The construction of a new nuclear power plant in Somerset has been delayed again, threatening to derail the Government’s energy plans.
EDF Energy is supposed to be building the new nuclear power station at Hinkley in Somerset but ground preparation works, due to begin in August have been delayed.
It seems the election of François Hollande as President of France has dented the confidence of companies closely associated with nuclear power. France gets 75% of its power from nuclear and EDF Energy is one of the most pro-nuclear energy companies. However, 83% of EDF is owned by the French government and François Hollande has promised to cut back on nuclear power.
There are reports of rising reactor costs but the British government plans to cut greenhouse gas emissions and ensure energy security by replacing old nuclear power plants with modern ones.
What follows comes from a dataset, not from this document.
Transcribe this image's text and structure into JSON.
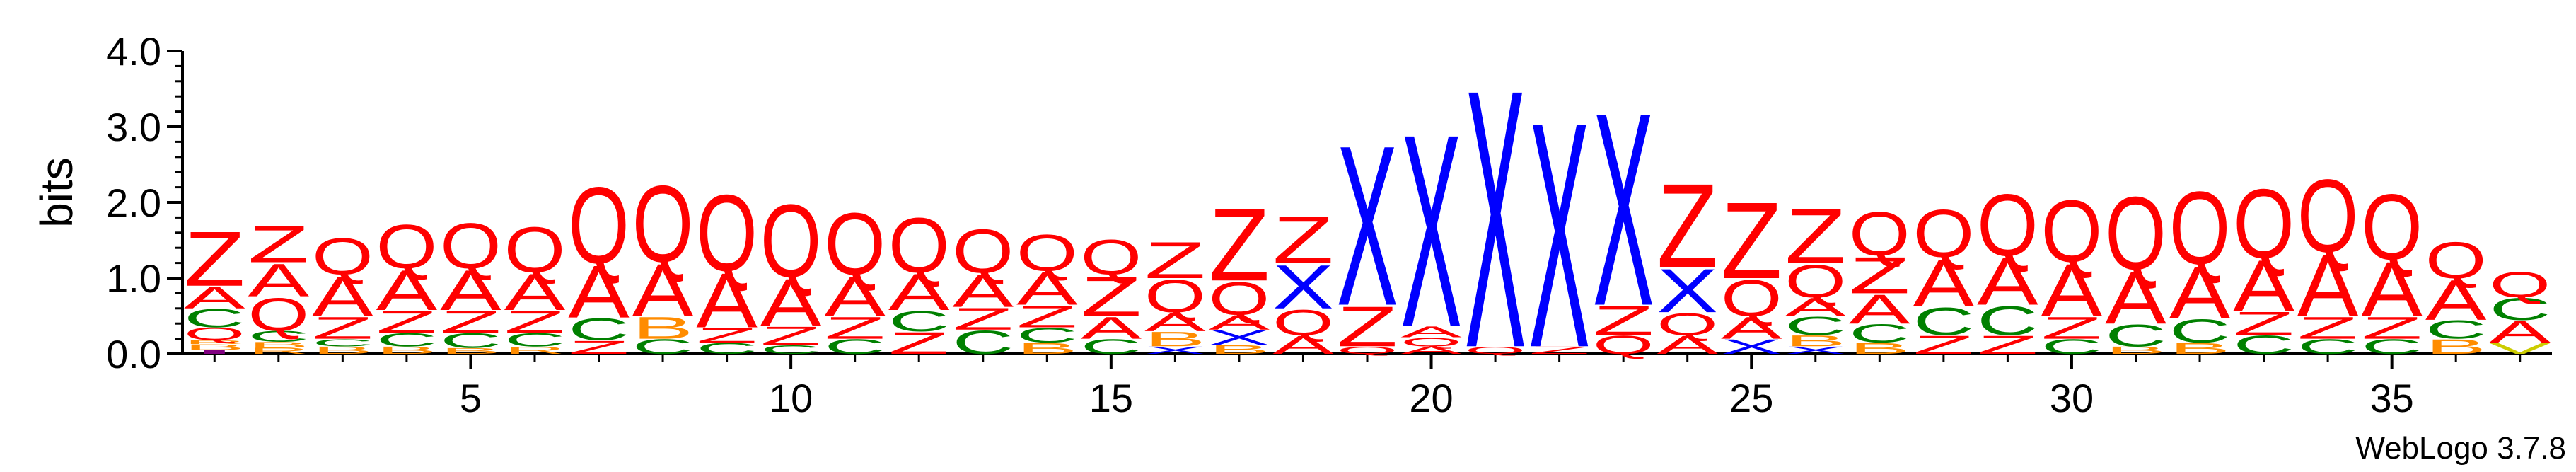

Already, as Utility Exchange reported recently, E.ON and RWE have pulled out of building new nuclear plants at Oldbury and Wylfa because of the increasing costs.
Without new nuclear power plants there are concerns that more energy will have to be imported and as a result we could see an even bigger rise in energy costs including business electricity prices.
The news that the work on the new power station at Hinkley will not begin until at least next year has pleased campaigners. Speaking from the Stop Hinkley Campaign, Crispin Aubrey, said “this is very good news. We’ve always argued that it’s appalling vandalism to destroy more than 400 acres of Somerset countryside before they even have permission to construct the proposed reactors. This is yet another sign that the UK’s dangerous nuclear enterprise is stumbling”.
Meanwhile an EDF Energy spokesman said “We aim to start the earthworks as soon as practicable and all necessary steps are being taken to ensure that work can start in good time”.
Energy companies have called for the government to make investment in nuclear power more attractive as part of its electricity market reform plans. The chief executive of Centrica, Sam Laidlaw, said recently, “The investment case for nuclear has yet to be proven”, while Vincent de Rivaz, chief executive of EDF, said “It is absolutely critical that the government continues to make steady, tangible progress with its electricity market reform plans”.